O frio intenso do final de junho e começo de julho trouxe geadas muito fortes que encontraram as plantações debilitadas e com isso tiveram potencializado seu efeito devastador. Cafezais do sul de Minas Gerais e de São Paulo foram afetados, e os mais pessimistas afirmam que 20% das árvores não produzirão café em 2022. Sendo o Brasil o maior exportador desse produto, com 30% do mercado mundial, fica clara uma redução da oferta dessa prazerosa bebida tão identificada com o Brasil, e os preços já subiram mais de 20% nos últimos 2 meses. Para quem não tomou geada, uma maravilha; mas para quem sofreu este fenômeno, serão 2 ou 3 anos de produção muito baixa, até a recuperação das árvores atingidas. E os consumidores daqui e de fora pagarão mais caro pelo cafezinho. Frutas e hortaliças foram atingidas e os preços subiram imediatamente, com a menor oferta. Tudo relacionado a irrevogável lei da oferta e da procura.

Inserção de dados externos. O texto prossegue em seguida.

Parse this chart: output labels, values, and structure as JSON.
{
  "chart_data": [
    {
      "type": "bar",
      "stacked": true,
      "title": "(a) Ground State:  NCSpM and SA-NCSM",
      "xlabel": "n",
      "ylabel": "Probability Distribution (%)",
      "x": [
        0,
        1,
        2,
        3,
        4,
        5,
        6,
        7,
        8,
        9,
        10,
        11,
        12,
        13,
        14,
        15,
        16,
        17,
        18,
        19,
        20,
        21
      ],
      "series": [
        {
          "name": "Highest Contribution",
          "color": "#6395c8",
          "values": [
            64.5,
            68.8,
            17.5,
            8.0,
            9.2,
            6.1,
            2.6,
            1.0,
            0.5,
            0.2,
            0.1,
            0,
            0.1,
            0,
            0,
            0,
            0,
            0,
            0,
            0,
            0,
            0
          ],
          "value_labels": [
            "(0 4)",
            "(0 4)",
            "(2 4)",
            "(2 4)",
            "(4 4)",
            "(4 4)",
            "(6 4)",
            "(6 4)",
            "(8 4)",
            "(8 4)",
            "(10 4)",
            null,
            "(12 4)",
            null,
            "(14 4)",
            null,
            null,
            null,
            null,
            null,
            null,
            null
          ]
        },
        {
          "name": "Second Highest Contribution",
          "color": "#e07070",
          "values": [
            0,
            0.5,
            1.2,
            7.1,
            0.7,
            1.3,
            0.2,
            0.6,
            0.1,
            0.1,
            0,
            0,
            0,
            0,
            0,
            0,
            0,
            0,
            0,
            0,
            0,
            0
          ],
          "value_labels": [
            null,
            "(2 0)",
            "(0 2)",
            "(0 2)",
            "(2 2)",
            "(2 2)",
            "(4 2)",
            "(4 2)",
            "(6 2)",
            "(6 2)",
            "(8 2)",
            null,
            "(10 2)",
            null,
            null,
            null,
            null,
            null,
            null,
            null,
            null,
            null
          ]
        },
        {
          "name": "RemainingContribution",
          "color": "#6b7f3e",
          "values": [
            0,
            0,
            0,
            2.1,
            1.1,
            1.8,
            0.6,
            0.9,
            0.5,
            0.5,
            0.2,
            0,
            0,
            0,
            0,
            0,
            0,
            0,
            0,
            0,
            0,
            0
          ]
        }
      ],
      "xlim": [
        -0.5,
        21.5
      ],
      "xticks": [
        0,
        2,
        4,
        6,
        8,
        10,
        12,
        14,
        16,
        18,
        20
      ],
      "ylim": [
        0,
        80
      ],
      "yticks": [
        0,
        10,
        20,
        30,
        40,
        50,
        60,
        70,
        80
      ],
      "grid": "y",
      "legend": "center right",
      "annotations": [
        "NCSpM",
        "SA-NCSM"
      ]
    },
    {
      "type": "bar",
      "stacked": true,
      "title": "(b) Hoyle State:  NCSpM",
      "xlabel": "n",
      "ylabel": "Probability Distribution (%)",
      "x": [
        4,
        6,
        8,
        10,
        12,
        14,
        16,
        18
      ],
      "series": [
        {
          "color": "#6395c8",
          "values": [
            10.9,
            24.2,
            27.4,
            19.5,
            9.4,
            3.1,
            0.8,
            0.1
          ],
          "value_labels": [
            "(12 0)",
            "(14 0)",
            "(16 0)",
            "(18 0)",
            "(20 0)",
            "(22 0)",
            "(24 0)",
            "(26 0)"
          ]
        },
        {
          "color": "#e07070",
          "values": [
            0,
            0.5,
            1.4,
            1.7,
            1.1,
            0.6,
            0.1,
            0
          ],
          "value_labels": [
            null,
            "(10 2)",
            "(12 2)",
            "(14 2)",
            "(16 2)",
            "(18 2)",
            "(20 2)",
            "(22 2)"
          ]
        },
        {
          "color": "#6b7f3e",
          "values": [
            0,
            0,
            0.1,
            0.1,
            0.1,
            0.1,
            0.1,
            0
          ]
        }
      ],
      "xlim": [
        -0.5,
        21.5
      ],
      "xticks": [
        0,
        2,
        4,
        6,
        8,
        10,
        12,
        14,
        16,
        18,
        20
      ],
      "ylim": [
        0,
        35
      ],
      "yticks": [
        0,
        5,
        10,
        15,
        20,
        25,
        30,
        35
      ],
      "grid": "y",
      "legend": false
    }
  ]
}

Pastagens queimadas reduzem a produção de proteína animal, já encarecida pela brutal quebra da segunda safra de milho, matéria-prima essencial para rações: frangos, suínos, laticínios e até carne bovina ficaram mais caros sem que o produtor conseguisse repassar seus custos ao consumidor, e ambos perderam. Os canaviais do Sul/Sudeste e parte do Centro-Oeste, com menos da metade da safra feita, foram duramente atingidos, com reflexos pelos próximos 3 anos pelo menos: as canas plantadas este ano foram queimadas, resultando tremenda falta de mudas para o plantio do começo de 2022. Toda a brotação das soqueiras dessa safra foi torrada, atrasando em 3 a 4 meses a formação das socas que tiverem sobrevivido. Canas que estavam verdes tiveram que ser cortadas, de modo que a quantidade e a qualidade do material para moagem pioraram muito, sacrificando a produção de 2021 e anos futuros. E os níveis das represas de hidrelétricas caíram demais, anunciando possível escassez de energia se as chuvas demorarem mais de 3 meses para chegar.

Se a economia crescer mesmo os 5% que analistas otimistas apontam, pode faltar eletricidade para manter esse crescimento. Nesse caso, a tempestade é quase perfeita. Pouca gente sabe, por exemplo, que a cana-de-açúcar responde por 18% da oferta primária de energia no nosso País, perdendo apenas para o petróleo (que representa 34,4% da matriz energética) mas ganhando da energia hidráulica, com 12,4% (com Itaipu, Ilha Solteira, Furnas e todas as outras somadas) e do gás natural, com 12,2%. Etanol de cana-de-açúcar por exemplo, substituiu 48% da gasolina consumida aqui em 2020. A bioeletricidade gerada a partir do bagaço e folhas de cana nas usinas de açúcar e álcool foi superior a 52 mil GWh de energia elétrica que é produzida normalmente na seca, quando as represas das hidrelétricas estão mais baixas. Ou seja: menos bioeletricidade derivada da cana-de-açúcar por causa da dupla seca/geada se soma a menos água nas barragens devido à seca. E tem mais: no ano passado o Brasil foi responsável por quase metade do comércio global de açúcar. Com a quebra enorme da safra brasileira, o produto vai ficar mais caro no mundo todo.

Resumo muito ruim: a pandemia trouxe a perda de mais de meio milhão de vidas, destruiu empresas e empregos, a economia escorregou com 14 milhões de desempregados, a seca e a geada diminuíram ou destruíram plantações importantes e a renda de milhares de produtores rurais, a energia elétrica teve aumento de preços porque foi preciso ligar as termoelétricas (mais caras) e os consumidores todos, já abatidos com o desemprego, são abalados por maiores custos de alimentos e de energia. Não faltarão os vendedores de ilusões procurando culpados para tudo isso. Mas, essa é a menor das preocupações. Precisamos estar atentos ao clima e às mudanças dele, tema que o IPCC ressaltou em recente publicação. E, se ninguém pode ser acusado de causar seca, geada, escassez de alimentos e de energia, ninguém também tem o direito de ignorar esses fatos. A sociedade e seus representantes no Executivo e no Legislativo devem estar atentos aos estudos que tratam das mudanças climáticas e precisam tomar atitudes e iniciativas que realmente interessem a nação brasileira. Fonte: Roberto Rodrigues. Agência Estado.